When a spacecraft carrying research samples from a shady corporate gene-editing experiment explodes in the atmosphere — Marley Shelton appears in this delightfully bonkers riff on “Alien,” with a giant space rat — scattering its tainted shrapnel across the U.S., George, a wolf and a crocodile are infected with the stuff. It causes them to grow to an enormous size, act out aggressively and take on the genetic qualities of other animals, like rapid cell regeneration, or exploding porcupine quills, or, you know, flying.

Hoping to save his friend, Davis links up with a disgraced genetic scientist, Kate (Naomie Harris), and barges right into the middle of the operation to take down these monsters that are threatening to level Chicago, Godzilla-style.

This is a B-movie monster flick starring quite possibly the biggest movie star (or at least the most profitable) in the world, and “Rampage” knows exactly what it is. It doesn’t try to be anything other than that. It has a decidedly 1990s feel, self-aware, quippy, loaded with archetypes.
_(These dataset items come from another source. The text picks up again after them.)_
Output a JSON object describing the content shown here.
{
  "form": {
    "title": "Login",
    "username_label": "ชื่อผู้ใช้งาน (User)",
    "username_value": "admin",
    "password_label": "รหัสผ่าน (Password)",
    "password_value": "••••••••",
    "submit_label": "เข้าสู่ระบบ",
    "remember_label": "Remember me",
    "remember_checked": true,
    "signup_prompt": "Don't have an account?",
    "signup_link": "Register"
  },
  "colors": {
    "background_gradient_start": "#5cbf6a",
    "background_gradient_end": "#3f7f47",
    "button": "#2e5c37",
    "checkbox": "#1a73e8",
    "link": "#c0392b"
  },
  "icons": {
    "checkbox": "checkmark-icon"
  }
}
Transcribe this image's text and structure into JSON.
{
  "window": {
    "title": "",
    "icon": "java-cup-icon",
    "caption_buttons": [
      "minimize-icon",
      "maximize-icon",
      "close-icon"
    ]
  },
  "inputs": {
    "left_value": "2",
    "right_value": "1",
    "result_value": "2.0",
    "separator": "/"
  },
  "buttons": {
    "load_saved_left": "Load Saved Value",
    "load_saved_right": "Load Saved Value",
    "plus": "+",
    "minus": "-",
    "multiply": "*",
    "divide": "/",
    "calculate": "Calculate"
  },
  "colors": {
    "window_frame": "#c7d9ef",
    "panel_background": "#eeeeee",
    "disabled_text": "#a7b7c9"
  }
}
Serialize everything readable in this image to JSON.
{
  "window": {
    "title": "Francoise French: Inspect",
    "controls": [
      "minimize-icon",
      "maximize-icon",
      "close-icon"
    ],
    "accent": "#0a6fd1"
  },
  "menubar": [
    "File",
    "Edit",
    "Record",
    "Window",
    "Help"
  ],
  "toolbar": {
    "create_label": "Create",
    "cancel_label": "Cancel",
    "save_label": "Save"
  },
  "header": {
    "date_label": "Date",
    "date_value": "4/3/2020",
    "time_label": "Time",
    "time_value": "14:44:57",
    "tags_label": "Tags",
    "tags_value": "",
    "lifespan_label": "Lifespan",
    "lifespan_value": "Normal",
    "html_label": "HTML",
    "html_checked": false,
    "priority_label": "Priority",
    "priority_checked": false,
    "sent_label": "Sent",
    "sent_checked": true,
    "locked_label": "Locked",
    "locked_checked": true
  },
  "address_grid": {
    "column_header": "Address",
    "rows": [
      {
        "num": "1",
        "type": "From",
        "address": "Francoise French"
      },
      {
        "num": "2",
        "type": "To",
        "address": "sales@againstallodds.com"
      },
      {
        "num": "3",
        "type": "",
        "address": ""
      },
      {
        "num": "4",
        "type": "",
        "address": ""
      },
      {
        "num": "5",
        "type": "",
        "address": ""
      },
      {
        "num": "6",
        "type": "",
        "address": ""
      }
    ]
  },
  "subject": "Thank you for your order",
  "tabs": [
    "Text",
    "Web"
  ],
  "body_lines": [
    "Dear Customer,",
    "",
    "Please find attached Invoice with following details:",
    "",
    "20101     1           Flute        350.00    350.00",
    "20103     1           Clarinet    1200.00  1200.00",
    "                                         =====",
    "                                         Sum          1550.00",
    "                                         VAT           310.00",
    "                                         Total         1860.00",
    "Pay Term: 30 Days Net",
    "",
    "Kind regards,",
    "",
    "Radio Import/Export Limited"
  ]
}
The script smashes through rapid-fire character introductions, each bigger and broader than the last. Malin Akerman and Jake Lacy are a pair of hilarious villains, the sneeringly evil sibling corporate bigwigs. But it’s Jeffrey Dean Morgan, in fine fettle, who does as much structural damage as the monsters do, chewing the scenery as a swaggering cowboy of a government agent, replete with pearl-handled pistol on his hip. He relishes every sweet, honey-accented line delivery, but he too, is even upstaged, by the SuperCroc, who makes possibly the most memorable entrance of the year.

All these characters make for a movie that never slows down, but among all the mayhem, Johnson is completely lost. He doesn’t get a chance to truly show his comedy chops or acting skill, and his character is the least developed. He is, in fact, dwarfed by George, and every other hammy performance on screen, his presence shockingly overshadowed, his usually radioactive charisma dimmed. As a stupefyingly silly throwback monster movie, “Rampage” romps, but as a Johnson vehicle, sadly, it flops.